Dr. Qian Li is now a research scientist in Shenzhen Institute of Computing Sciences. Prior to SICS, he was a senior software engineer in Alibaba group focusing on mechanism design for online advertising. He did his PhD at the Institute of Computing Technology, Chinese Academy of Sciences, where he had Xiaoming Sun as his adviser. Prior to that, he received his bachelor’s degree in integrated circuit design from Chongqing University.

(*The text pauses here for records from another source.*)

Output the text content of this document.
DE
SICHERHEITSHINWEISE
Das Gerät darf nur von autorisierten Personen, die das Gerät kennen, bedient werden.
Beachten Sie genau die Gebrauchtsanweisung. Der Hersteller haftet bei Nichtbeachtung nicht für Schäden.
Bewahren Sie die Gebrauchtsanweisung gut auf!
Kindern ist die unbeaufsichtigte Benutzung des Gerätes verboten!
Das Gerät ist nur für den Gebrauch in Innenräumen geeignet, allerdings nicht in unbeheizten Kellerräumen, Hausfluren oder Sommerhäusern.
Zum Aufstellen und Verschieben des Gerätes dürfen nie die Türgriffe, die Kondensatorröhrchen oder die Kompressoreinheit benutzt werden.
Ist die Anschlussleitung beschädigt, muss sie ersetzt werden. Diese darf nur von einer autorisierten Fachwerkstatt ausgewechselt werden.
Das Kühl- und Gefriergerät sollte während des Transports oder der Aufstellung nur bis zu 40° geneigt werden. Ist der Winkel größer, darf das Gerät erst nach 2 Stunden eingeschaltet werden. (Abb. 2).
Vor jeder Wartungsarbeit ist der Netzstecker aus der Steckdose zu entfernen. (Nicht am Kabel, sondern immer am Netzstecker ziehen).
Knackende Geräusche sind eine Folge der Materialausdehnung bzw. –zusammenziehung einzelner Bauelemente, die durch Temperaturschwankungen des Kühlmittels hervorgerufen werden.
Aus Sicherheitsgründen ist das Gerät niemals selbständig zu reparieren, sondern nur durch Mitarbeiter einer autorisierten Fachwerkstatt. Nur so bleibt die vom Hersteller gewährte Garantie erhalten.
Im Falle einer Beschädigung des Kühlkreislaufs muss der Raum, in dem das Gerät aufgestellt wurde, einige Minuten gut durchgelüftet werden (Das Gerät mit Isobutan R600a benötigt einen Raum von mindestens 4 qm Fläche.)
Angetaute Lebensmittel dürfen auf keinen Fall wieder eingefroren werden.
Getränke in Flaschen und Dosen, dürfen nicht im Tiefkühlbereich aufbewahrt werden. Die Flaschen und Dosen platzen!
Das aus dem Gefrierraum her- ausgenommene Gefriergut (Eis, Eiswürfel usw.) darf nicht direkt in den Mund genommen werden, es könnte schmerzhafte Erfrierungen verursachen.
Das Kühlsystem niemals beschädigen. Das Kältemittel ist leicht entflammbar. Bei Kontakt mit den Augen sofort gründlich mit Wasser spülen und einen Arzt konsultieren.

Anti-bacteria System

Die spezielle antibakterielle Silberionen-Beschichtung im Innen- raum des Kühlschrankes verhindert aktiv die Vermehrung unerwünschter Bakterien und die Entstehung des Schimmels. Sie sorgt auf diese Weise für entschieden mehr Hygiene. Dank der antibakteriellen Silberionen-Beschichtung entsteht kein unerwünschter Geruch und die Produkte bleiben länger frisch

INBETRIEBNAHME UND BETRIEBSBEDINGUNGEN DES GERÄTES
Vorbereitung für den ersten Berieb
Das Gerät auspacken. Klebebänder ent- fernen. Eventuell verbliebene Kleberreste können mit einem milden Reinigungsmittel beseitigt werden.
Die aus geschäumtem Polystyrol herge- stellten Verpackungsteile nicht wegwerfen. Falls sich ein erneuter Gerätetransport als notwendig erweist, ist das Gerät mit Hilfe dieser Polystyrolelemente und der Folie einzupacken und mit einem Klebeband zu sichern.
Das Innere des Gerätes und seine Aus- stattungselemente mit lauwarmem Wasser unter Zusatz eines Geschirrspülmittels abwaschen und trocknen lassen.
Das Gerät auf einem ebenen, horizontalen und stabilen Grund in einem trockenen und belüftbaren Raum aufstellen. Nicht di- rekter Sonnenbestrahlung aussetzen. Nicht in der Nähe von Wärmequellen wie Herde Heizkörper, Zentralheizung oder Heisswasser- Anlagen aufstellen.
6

He has a broad interest in theoretical computer science, in particular parallel computing, computational complexity, quantum computing, algorithmic Lovasz Local Lemma, and Boolean function analysis.

Research Interests

  • Parallel Computing
  • Computational Complexity
  • Quantum Computation
  • Algorithmic Lovasz Local Lemma
  • Boolean Function Analysis

Publications

  • Wenfei Fan, Kun He, Qian Li, and Yue Wang: Graph Algorithms: Parallelization and Scalability. SCIENCE CHINA Information Sciences (SCIS) (invited), 2020.
  • Zhihuai Chen, Qian Li, Xiaoming Sun, Lirong Xia, and Jialin Zhang: Approximate Single-Peakedness in Large Elections. IEEE International Conference on Knowledge Graph (ICKG 2020),  2020, Nanjing, China: 433-440.
  • Qian Li, Xiaoming Sun, Jialin Zhang:On the Optimality of Tape Merge of Two Lists with Similar Size. Algorithmica 82(7): 2107-2132 (2020).
  • Kun HeQian Li, Xiaoming Sun:Quantum Lovász Local Lemma: Shearer’s Bound Is Tight . ACM Symposium on the Theory of Computing(STOC 2019), Jun 23-26, 2019, Phoenix, Arizona, USA :461-472

Current Project

  • On the Impossibility of Parallel Computing

A variety of parallel computation frameworks are built to carry out computations on large-scale graphs, and many efficient algorithms are proposed for these frameworks. However, much fewer papers study the limitations of these frameworks, and lots of related problems remain open. In this project, instead of looking for a faithful model for the system du jour, we investigate limitations of two general and abstract parallel computation models, namely Bulk Synchronous Parallel Computing Model (BSP model) and Congested Bulk Synchronous Parallel Computing Model (Congested BSP model), which capture the most fundamental constraints shared by most common-used models.